Но это свойство личное. И, возможно, не пришлось бы сейчас жаловаться, уделяй я больше внимания утренним прогулкам, зарядке, холодному душу. Но в худых ботинках не разгуляешься, процедуры требовали постоянства и дисциплины. А я не всегда располагал ванной или душем: в перенаселенной коммуналке среди бесчисленных соседей иной раз сложностью представлялось помыться, а не то что полоскать ноги на кухне в единственной раковине или в чужом тазу.


Но случались и отдельные квартиры, самые разные: малогабаритные, однокомнатные в бетонных бараках волюнтаристских новостроек, с пузырящимся линолеумом или рассохшимся паркетом, с совместными санузлами, тесными и неотличимыми от стенных шкафов; квартиры с высокими потолками, со встроенными холодильниками «ЗиС» в широких кухнях, замечательные расточительностью пространства, скрытой за помпезными фасадами худших времен; в старом фонде с клопами до капитального ремонта; и после ремонта: с итальянскими окнами, с видом на Таврический сад или на Неву.

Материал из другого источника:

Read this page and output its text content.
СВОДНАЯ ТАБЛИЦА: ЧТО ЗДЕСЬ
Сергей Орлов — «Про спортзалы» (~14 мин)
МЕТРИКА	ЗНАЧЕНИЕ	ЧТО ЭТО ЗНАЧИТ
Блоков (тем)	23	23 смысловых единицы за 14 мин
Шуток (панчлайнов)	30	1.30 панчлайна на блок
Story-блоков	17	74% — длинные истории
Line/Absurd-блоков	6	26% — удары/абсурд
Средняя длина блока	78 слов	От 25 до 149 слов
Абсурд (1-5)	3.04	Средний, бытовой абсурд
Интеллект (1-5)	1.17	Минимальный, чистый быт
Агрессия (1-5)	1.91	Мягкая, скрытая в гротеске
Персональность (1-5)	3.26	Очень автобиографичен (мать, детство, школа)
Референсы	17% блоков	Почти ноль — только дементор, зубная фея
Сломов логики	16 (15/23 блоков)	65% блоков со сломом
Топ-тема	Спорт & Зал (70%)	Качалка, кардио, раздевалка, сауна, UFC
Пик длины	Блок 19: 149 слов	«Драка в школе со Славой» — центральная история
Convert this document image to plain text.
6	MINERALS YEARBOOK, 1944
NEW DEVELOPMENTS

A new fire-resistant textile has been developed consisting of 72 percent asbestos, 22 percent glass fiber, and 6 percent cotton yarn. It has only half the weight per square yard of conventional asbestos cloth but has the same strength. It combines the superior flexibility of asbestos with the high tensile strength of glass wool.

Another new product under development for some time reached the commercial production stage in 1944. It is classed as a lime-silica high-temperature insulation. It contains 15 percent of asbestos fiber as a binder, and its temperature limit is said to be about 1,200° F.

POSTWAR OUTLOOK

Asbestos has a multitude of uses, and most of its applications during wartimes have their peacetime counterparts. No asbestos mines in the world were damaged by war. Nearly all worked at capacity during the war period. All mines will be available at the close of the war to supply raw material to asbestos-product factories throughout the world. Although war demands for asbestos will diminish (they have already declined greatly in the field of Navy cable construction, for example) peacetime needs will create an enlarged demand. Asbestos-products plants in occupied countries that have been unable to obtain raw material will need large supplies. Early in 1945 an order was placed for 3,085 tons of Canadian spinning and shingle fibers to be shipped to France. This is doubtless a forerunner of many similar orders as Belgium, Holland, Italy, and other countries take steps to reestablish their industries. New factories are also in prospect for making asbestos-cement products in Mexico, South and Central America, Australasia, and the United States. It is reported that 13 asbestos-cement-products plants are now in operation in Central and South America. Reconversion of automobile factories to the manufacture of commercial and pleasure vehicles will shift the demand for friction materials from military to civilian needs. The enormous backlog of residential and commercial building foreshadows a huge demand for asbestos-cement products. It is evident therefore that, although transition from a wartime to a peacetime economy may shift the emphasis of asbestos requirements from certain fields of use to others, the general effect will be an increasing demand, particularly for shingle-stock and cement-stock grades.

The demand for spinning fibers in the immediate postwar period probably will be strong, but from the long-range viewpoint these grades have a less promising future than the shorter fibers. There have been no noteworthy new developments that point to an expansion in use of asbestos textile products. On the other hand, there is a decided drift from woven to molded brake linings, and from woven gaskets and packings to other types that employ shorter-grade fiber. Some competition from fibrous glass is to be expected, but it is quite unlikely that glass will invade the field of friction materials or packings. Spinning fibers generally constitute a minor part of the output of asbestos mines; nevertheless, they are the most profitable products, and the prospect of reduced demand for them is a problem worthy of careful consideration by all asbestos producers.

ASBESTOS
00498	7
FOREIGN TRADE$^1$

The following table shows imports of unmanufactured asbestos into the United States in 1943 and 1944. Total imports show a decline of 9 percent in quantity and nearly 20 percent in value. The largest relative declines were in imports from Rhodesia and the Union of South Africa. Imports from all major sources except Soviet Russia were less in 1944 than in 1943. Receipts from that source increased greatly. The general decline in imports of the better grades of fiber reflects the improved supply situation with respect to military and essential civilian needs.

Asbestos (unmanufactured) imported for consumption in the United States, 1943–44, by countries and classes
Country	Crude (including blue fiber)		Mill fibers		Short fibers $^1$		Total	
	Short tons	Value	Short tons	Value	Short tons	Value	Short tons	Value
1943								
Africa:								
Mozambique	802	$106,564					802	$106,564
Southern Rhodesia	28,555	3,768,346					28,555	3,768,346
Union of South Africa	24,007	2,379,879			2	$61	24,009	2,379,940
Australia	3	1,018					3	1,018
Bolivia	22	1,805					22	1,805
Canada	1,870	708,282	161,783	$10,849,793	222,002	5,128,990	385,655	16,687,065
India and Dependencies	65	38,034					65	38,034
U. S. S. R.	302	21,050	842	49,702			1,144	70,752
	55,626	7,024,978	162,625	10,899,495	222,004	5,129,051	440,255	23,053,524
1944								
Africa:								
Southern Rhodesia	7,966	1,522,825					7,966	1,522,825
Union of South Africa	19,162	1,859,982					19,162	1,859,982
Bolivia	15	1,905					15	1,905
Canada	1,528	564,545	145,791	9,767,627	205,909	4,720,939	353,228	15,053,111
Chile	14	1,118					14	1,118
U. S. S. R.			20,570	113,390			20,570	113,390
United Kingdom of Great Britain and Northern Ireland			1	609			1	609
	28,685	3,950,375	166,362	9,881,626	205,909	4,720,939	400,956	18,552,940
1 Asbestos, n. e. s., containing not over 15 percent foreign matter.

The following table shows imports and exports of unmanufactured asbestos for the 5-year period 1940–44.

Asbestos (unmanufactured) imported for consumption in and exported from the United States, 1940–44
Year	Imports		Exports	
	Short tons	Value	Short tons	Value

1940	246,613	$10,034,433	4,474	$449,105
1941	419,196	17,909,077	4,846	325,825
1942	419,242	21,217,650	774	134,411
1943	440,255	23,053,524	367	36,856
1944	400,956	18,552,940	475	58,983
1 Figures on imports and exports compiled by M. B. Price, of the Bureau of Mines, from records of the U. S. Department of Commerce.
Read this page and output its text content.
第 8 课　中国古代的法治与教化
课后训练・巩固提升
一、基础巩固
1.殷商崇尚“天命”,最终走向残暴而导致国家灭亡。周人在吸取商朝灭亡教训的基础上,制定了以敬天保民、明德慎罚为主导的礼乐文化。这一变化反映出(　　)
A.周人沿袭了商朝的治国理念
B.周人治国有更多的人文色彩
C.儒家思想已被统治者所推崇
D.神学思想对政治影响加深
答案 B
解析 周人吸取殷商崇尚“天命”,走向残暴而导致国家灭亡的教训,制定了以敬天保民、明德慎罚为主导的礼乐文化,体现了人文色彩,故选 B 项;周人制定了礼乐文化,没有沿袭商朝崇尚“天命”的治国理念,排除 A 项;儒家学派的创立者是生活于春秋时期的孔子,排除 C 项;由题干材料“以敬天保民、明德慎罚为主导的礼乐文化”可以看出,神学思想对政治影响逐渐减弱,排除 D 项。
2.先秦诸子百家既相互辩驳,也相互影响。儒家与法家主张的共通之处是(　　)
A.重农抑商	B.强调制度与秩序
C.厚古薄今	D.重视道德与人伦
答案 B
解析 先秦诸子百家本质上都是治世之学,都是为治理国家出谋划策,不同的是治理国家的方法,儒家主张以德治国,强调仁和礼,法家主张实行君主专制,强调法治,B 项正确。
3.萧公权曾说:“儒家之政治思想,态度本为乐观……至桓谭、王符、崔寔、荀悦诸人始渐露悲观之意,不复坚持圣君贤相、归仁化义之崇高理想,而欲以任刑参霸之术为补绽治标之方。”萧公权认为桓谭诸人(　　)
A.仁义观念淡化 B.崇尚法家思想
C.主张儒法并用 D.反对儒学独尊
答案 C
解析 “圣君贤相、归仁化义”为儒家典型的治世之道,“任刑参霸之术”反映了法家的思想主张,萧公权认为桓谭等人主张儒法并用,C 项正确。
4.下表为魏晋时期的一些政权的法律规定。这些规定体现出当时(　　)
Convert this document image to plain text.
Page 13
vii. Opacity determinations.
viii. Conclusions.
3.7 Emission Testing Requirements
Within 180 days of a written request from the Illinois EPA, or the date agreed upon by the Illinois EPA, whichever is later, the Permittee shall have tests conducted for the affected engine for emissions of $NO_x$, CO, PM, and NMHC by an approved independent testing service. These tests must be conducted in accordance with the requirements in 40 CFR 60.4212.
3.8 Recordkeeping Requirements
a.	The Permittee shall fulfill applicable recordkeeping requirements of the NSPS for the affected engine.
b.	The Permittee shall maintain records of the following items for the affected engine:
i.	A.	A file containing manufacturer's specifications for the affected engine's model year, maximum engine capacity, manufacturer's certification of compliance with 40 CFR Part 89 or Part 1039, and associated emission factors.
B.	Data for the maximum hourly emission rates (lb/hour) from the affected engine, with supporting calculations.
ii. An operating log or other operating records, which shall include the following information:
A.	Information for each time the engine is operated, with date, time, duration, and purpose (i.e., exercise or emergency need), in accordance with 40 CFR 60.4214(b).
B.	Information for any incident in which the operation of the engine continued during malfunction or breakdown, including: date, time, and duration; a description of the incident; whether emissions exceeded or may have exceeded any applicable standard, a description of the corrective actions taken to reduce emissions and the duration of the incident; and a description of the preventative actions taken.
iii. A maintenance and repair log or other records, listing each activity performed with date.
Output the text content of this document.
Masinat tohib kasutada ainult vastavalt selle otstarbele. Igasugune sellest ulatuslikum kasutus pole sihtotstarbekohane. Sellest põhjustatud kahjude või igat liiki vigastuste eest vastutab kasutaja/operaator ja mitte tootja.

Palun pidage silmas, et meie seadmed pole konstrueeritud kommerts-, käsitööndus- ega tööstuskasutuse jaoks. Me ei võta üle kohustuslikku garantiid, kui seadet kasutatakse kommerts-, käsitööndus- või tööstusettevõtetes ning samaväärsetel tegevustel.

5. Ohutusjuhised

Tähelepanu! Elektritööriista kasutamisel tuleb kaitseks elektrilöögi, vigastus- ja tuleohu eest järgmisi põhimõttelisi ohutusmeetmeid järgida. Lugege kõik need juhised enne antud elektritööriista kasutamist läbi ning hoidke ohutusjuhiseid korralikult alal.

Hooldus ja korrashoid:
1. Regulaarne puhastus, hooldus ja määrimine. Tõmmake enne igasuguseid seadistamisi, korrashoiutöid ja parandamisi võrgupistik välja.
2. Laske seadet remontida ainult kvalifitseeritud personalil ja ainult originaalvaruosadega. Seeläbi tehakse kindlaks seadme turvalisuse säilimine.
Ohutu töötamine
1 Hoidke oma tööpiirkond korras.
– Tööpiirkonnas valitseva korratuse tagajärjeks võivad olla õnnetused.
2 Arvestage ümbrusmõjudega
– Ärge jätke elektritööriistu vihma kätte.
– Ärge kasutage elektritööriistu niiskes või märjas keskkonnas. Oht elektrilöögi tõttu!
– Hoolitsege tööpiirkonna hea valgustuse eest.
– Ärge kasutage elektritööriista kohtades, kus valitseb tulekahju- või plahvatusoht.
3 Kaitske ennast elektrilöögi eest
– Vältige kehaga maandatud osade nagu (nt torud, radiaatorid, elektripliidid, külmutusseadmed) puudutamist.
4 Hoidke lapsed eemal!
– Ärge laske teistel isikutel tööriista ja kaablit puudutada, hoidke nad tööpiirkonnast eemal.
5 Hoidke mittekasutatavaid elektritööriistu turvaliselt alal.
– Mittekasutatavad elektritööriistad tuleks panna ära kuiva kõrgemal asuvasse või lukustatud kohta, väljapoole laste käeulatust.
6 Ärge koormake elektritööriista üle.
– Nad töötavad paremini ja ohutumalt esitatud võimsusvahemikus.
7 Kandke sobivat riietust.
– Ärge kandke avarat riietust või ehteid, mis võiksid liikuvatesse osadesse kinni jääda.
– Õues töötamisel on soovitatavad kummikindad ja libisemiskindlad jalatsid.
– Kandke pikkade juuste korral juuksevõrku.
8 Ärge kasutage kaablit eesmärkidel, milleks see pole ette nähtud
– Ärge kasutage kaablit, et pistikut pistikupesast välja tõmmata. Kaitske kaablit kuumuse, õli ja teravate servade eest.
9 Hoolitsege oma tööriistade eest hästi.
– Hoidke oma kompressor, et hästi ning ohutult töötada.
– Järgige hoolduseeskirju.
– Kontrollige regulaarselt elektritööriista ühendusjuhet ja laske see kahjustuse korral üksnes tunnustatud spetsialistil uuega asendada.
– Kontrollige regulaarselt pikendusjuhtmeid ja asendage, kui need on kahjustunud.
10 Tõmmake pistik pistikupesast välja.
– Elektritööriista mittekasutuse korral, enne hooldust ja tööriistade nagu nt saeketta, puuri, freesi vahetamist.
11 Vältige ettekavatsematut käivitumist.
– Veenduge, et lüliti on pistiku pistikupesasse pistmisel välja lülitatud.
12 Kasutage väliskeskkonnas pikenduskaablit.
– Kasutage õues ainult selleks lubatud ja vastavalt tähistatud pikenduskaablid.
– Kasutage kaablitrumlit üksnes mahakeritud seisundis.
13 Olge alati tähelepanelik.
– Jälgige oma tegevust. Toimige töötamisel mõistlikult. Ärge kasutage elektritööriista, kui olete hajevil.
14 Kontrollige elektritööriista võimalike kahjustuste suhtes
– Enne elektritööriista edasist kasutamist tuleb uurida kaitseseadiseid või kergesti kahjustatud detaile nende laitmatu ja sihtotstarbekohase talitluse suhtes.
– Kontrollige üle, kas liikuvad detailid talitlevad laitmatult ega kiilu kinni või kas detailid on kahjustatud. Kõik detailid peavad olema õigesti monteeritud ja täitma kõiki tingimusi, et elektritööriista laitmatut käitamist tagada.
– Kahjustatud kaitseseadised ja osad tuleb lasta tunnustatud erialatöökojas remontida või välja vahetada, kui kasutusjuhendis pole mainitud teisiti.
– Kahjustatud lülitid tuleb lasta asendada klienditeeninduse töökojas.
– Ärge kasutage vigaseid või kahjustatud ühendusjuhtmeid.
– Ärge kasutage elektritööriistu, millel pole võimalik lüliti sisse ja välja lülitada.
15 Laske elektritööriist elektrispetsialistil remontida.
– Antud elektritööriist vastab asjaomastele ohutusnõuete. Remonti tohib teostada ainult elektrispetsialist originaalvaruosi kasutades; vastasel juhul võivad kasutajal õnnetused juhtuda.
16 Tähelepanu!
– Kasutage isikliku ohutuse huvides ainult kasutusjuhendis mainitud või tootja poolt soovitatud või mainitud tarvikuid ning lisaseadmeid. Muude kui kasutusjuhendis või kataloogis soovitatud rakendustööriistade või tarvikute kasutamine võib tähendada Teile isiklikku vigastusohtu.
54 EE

Я жил в квартире адмирала и в детской комнате ночами возился с игрушками адмиральского внука (семья хозяев отдыхала на даче, в Крыму). В детстве я не видел таких игрушек. Их не было и теперь, нет ни у моего сына, ни у моих друзей, ни у детей моих друзей. Ничего подобного не продавали с прилавков ДЛТ или «Гостиного двора». Электрические, механические, радиоуправляемые — яркое и праздничное подобие незнакомой жизни. Поезда на стрелках опрокидывались, как настоящие. И сердце сжималось в ужасе за пассажиров, хотя я никогда не видел крушения поездов.

Я хандрил. Не мог спать. И не зная, чем занять себя, играл по ночам. Уверенный, что после удачи с первой пьесой откроется зеленая улица, я выяснил вдруг: гарантий успеха не существует. Приятели весело прожили шумный, затянувшийся праздник, а потом разошлись. Все оставили меня. Кое-где даже забыли. И когда угар рассеялся, оказалось, что за последнее время я ничего не придумал и ни строчки не написал. Деньги истратил. И остался один. Стало тошно. Праздник кончился. Рядом не было никого.